Es liegt in der Verantwortung unserer Bürgermeister, ihre Gemeinde auf dem richtigen Weg zu leiten und vor allem die Werte der indigenen Justiz durchzusetzen. Dazu gehört, dass Menschen, die auf Abwege geraten sind, von der Gemeinde und den Gemeindeautoritäten mit eigenen Händen bestraft werden und wieder in die Gemeinschaft eingegliedert werden müssen. Bei schlimmeren Vergehen kann es passieren, dass zum Beispiel Mörder oder Vergewaltiger bei lebendigem Leib verbrannt werden. In unserem engeren Umfeld richten wir uns überwiegend noch immer nach den Lehren unserer Großeltern.

Diese besagen etwa, dass man die eigene Kultur wertschätzen soll: die Musik der Region, die typische lokale Kleidung – wie die polleras und die aguayos (Tragetücher), die von den Frauen in den Gemeinden selbst hergestellt werden. Außerdem praktizieren wir die Prinzipien der mink’a – „Ich bekomme Essen von Dir und helfe Dir bei etwas anderem” – und der ayni – „Heute hilfst Du mir, morgen helfe ich Dir“ – bei denen wir gemeinsam arbeiten, um uns gegenseitig bei den Aufgaben in den Gemeinden zu unterstützen.

Don Angulo besitzt einen kleinen Bauernhof, auf dem er mit seiner Familie lebt. Wenn der Schulbus mal wieder ausfällt, laufen seine Kinder zwei Stunden zur Schule. Während der täglichen Arbeit auf dem Hof und auf den Feldern kaut Don Angulo Kokablätter.

In den Gemeinden verrichten die Bauern – begleitet vom Kokablatt, das sie mit Energie versorgt – Tag für Tag anstrengende Arbeit und streben so danach, etwas zum Leben zu haben.

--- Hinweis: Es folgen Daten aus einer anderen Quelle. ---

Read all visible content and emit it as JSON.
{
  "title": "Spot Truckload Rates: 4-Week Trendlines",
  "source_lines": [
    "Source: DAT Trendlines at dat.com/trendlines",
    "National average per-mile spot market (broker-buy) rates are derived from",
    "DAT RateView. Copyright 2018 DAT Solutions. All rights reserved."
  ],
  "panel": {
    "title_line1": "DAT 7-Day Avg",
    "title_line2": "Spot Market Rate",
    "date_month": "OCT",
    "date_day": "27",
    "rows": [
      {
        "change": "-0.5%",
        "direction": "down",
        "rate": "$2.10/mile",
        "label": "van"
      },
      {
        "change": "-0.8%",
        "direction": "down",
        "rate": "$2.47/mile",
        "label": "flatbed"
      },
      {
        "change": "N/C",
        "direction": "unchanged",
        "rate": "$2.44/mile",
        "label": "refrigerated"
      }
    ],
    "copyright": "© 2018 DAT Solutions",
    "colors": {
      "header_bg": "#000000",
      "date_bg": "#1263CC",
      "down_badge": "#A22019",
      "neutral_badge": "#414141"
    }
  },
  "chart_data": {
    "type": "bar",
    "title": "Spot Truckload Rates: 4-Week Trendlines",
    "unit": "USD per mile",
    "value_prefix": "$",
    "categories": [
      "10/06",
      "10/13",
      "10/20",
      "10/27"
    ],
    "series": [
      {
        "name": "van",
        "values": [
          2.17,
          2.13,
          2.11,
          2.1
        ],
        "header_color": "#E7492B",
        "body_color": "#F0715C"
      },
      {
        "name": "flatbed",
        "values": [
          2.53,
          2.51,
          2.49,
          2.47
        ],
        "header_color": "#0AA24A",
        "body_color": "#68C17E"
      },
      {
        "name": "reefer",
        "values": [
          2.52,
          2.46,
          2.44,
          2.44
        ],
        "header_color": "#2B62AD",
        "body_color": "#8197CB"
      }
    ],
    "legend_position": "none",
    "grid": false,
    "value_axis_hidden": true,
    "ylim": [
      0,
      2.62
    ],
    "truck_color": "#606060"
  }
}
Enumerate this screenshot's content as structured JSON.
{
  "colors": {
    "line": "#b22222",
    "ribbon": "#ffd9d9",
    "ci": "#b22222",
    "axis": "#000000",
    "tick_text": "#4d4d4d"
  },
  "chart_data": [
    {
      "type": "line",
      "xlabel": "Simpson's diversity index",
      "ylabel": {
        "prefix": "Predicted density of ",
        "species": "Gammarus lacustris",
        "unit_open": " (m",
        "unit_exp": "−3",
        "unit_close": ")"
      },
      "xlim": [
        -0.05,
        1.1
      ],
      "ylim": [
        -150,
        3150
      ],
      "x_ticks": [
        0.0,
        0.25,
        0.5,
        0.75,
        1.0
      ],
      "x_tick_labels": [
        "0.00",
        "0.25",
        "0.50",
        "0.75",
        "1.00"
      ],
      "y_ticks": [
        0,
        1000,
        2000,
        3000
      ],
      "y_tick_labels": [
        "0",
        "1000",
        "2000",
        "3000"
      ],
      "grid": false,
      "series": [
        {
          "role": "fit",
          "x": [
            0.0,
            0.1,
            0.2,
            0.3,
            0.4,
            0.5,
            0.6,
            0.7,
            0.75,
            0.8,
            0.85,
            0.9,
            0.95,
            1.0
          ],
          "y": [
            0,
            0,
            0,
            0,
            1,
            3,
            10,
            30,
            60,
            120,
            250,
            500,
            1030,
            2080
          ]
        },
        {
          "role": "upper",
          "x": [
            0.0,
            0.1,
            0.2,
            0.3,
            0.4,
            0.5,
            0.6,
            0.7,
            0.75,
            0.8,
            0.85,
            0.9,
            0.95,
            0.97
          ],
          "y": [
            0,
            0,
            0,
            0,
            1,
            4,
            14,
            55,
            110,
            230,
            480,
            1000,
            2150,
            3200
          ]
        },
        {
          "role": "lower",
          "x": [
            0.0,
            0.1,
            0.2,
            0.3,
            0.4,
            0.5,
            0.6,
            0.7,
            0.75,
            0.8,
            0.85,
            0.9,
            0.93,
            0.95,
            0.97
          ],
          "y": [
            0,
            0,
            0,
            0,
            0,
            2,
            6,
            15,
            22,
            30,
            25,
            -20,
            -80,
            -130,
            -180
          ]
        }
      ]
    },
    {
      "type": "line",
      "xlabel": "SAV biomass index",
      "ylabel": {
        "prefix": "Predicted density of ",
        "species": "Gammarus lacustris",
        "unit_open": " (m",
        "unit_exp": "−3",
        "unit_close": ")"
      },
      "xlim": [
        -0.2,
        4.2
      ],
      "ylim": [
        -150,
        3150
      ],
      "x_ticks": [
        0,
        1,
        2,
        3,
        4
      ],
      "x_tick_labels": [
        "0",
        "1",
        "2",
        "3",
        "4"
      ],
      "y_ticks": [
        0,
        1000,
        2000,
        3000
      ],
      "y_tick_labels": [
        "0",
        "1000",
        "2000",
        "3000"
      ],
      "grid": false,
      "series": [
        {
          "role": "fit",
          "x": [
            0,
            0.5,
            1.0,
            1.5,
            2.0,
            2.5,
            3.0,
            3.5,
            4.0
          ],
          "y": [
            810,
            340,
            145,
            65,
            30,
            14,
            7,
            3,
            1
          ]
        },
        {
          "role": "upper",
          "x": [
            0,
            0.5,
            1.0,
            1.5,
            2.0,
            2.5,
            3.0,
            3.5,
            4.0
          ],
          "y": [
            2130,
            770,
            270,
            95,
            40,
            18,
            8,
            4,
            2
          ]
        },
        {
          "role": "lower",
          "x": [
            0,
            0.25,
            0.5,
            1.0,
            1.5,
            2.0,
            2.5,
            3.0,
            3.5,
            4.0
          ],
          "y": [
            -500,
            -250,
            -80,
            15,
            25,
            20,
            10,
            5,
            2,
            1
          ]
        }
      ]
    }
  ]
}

Unsere kulturelle Identität ist fundamental mit Pachamama verknüpft, die uns jeden Tag neue Kraft gibt und uns im Kampf für eine bessere Zukunft unterstützt: ¡El pueblo unido jamás será vencido!“

Doña Maura in ihrem Garten. Auf der Wäscheleine trocknen ihre ajayo-Tücher und ihre polleras.